As autoridades do sul de Espanha retiraram as pessoas de áreas residenciais por temores de que um rio de grandes dimensões transbordasse e alertaram para a possibilidade de deslizamentos de terra nesta sexta-feira, após a tempestade Leonardo ter assolado a Península Ibérica.
Mais de 7.000 pessoas foram forçadas a deixar suas casas na região da Andaluzia até agora, em meio a uma série de tempestades consecutivas que atingiram Portugal e Espanha com chuvas torrenciais e ventos fortes nas últimas semanas.
A agência meteorológica estatal espanhola AEMET alertou que outra tempestade, Marta, atingirá a península no sábado, trazendo chuvas mais abundantes.
Várias áreas residenciais próximas ao leito do rio Guadalquivir, na província de Córdoba, foram esvaziadas durante a noite devido ao aumento dramático dos níveis de água.
RISCO DE DESLIZAMENTO DE TERRA
Também foram retirados os cerca de 1.500 moradores de Grazalema, vila montanhosa popular entre os caminhantes, pois a água penetrou pelas paredes das casas e escorreu pelas ruas íngremes de pedras.
"Não conseguimos dormir porque estamos muito estressados e ansiosos", disse a moradora Maria Fernandez, que teve que deixar sua casa, à emissora estatal TVE em um ginásio esportivo em Ronda, a cerca de 30km de distância, para onde os moradores foram levados.
O líder regional da Andaluzia, Juan Manuel Moreno, disse à estação de rádio SER que podem ocorrer deslizamentos de terra. Ele acrescentou que geólogos estão avaliando a situação em Grazalema para determinar quando os moradores poderão retornar às suas casas.
No sul de Portugal, grande parte da cidade de Alcácer do Sal, às margens do rio Sado, permaneceu semi-submersa pelo terceiro dia consecutivo.

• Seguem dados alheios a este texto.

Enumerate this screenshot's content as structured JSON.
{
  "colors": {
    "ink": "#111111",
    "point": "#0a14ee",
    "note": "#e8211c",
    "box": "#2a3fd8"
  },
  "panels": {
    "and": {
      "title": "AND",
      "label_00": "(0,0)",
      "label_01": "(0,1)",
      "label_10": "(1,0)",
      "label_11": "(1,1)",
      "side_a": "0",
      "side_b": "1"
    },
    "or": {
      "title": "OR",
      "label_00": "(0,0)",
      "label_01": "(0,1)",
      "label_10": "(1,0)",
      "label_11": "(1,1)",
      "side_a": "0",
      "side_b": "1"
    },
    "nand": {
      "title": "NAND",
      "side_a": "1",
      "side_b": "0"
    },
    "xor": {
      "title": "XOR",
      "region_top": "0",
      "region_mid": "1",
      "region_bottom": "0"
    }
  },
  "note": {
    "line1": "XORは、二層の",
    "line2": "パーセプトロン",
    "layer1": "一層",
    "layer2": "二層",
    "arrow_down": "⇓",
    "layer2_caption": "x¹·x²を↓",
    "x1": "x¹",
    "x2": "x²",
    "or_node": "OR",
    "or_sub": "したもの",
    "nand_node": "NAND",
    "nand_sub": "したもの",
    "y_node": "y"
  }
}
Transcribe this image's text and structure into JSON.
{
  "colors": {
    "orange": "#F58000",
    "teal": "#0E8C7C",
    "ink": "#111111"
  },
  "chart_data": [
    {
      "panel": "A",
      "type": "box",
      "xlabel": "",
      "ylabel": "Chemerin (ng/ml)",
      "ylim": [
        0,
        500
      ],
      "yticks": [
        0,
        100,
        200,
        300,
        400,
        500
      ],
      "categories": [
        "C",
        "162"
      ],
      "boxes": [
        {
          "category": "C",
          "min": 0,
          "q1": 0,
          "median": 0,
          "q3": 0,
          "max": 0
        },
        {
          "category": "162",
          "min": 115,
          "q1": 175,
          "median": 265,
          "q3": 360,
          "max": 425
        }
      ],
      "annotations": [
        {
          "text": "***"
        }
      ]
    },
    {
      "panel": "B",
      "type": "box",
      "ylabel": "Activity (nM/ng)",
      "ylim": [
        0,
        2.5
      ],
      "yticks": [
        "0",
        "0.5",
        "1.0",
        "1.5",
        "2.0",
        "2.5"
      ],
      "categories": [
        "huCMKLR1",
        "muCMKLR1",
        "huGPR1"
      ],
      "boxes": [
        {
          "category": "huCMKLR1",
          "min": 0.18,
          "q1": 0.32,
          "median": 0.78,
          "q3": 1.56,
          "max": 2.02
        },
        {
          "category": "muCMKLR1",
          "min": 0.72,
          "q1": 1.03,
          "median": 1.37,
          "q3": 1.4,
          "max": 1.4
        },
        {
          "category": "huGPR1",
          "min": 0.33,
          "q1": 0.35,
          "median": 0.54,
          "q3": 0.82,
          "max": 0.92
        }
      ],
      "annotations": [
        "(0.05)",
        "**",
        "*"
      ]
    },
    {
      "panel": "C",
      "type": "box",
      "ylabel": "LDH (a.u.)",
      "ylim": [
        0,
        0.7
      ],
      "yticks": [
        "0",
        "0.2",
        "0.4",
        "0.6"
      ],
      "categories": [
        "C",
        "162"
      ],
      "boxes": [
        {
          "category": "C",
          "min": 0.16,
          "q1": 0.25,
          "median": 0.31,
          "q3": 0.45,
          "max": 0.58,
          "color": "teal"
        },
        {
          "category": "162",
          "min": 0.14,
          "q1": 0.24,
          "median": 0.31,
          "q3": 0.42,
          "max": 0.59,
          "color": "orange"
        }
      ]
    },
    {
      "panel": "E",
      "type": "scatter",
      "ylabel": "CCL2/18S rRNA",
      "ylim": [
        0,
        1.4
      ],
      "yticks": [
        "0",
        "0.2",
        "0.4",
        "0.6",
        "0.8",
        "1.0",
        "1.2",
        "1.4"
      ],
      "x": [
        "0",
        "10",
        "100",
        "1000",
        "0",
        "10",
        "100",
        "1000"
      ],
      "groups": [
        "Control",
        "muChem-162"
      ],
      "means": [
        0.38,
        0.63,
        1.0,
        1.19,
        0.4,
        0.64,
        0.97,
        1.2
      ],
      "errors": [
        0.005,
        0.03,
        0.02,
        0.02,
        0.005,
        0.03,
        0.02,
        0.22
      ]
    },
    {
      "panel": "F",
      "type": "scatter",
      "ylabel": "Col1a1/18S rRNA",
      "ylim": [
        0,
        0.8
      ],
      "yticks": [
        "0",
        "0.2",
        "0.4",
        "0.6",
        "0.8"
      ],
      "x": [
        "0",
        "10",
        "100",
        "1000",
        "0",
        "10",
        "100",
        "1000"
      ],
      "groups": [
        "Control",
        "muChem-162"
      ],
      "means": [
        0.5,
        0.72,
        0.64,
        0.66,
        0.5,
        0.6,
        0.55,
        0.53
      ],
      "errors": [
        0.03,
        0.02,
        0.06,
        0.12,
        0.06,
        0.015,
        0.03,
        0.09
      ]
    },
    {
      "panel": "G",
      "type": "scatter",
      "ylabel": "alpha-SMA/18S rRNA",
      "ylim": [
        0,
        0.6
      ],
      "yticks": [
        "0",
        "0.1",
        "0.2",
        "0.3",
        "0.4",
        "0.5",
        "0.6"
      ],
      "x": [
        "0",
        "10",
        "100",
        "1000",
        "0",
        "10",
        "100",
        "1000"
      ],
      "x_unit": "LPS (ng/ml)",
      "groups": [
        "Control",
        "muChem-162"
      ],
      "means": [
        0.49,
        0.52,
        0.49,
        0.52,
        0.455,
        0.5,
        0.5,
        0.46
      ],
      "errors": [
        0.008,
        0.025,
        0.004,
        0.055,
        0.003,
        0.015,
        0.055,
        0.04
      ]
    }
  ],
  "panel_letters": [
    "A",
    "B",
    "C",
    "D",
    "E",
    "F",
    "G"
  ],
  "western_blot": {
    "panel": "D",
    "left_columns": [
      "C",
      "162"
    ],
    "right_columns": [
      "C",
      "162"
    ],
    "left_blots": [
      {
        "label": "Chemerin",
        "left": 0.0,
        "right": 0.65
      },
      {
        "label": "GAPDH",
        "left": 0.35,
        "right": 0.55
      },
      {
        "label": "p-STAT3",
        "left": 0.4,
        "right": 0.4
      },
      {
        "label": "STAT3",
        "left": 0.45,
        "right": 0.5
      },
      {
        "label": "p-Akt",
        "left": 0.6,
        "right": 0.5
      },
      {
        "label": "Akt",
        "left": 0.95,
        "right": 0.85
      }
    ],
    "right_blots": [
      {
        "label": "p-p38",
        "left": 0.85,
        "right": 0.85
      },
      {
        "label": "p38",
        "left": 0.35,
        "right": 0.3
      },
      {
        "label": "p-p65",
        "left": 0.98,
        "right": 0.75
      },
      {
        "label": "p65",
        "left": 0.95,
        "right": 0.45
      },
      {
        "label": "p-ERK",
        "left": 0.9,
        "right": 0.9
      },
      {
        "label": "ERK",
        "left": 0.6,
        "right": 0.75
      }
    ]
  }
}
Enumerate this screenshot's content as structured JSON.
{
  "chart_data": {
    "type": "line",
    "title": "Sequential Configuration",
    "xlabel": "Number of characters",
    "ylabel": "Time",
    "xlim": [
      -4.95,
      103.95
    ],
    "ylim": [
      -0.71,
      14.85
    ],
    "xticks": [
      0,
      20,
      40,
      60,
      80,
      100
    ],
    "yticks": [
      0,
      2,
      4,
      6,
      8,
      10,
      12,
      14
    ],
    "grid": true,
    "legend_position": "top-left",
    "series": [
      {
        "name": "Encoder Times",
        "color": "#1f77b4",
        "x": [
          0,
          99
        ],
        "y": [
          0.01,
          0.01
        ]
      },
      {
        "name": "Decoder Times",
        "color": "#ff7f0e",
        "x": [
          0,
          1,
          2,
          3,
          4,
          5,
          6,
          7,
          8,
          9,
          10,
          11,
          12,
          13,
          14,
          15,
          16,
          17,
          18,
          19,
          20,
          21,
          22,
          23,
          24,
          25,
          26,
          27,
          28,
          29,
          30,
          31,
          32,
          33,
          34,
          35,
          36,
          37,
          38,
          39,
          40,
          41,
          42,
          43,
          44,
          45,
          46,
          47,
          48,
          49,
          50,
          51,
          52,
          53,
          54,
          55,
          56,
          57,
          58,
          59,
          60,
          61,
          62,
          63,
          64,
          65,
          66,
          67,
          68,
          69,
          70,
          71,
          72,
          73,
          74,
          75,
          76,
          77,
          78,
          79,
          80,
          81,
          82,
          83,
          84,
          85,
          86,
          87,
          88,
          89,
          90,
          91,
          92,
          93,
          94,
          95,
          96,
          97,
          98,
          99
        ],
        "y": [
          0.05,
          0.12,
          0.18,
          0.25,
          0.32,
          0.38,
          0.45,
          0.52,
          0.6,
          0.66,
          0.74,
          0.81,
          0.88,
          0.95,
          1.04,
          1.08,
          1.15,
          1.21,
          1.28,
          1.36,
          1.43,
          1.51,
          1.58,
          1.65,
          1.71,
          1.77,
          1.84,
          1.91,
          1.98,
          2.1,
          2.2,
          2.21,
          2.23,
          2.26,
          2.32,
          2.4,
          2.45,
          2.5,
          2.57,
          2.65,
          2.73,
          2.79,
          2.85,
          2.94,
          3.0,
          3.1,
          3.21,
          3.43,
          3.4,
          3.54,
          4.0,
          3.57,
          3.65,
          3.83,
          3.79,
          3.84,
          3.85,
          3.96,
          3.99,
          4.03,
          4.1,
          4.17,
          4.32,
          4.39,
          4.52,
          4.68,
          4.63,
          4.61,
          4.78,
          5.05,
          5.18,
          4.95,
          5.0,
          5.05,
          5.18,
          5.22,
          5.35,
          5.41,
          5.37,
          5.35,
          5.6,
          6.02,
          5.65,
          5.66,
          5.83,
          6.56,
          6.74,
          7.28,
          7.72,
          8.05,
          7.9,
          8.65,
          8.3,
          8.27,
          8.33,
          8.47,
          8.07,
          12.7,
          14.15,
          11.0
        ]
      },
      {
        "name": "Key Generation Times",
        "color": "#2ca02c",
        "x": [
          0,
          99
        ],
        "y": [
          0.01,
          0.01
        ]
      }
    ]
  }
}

"Fiquei sem nada, sem nada. Só guardei as roupas que estava usando", disse Rita Morgado, moradora de Alcácer, à Reuters, acrescentando que mais de 1.000 pessoas precisavam de ajuda.
Na segunda maior cidade de Portugal, Porto, o rio Douro transbordou na madrugada de sexta-feira, causando pequenas inundações nas áreas externas dos cafés e restaurantes que ficam próximos ao rio.
O primeiro-ministro de Portugal, Luís Montenegro, disse na quinta-feira à noite que seu governo havia prorrogado o estado de calamidade em 69 municípios até meados de fevereiro, acrescentando que chuvas "sem precedentes" e riscos de enchentes ameaçam várias regiões.
O comandante do serviço de proteção civil de Portugal ANEPC, Mario Silvestre, disse que seis rios — incluindo o Tejo, que banha a capital Lisboa — corriam risco de inundações significativas.
A bacia hidrográfica do rio Tejo foi colocada em alerta vermelho na quinta-feira.